A group of burly diggers from Saitama, north of Tokyo, took home the first prize of USD 840 and a golden shovel after burrowing down a staggering 3.48 metres (11 ft 5 ins) in the allotted time of 30 minutes in Narita yesterday.
The wooden spoon went to the "Red Lantern" B-team, whose official recorded depth was shallower than a worm's hole at just half an inch.
"That was probably because some teams were more interested in art than digging," tournament official Ai Okazaki told AFP.
The 15th edition of Japan's bizarre shovel-a-thon, which is open to fun diggers as well as ultra-serious competitors with clipboards and blueprints, attracted a record number of 305 teams.
Organisers now face the daunting task of filling in all the holes.
"It takes about a week for our staff to gradually refill the holes," said Okazaki, who revealed that the hole-digging championships were held at a Narita campsite, close to Tokyo International Airport, as a means to drum up business during the winter.
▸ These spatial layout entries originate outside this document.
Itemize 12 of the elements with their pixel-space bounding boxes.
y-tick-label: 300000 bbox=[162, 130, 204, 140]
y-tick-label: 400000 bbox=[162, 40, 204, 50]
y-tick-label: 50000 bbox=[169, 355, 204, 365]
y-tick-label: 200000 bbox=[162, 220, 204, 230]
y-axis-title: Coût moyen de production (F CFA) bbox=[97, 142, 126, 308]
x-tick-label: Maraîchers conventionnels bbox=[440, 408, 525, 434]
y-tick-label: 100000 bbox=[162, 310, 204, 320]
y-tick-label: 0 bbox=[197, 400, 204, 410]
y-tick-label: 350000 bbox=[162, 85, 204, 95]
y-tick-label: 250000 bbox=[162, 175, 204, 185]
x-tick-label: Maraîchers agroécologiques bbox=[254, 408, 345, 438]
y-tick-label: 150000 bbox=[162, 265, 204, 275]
Winning is not all that matters: The six young women from northern Japan who went to work with trowels and buckets while sporting fish-shaped headgear and called themselves "Team Salmon" swam away with the best costume prize.
But there was no magic for a group of six dressed as boy wizard Harry Potter, who returned to Yokohama with mud-spattered capes and wands and little else to show for their efforts.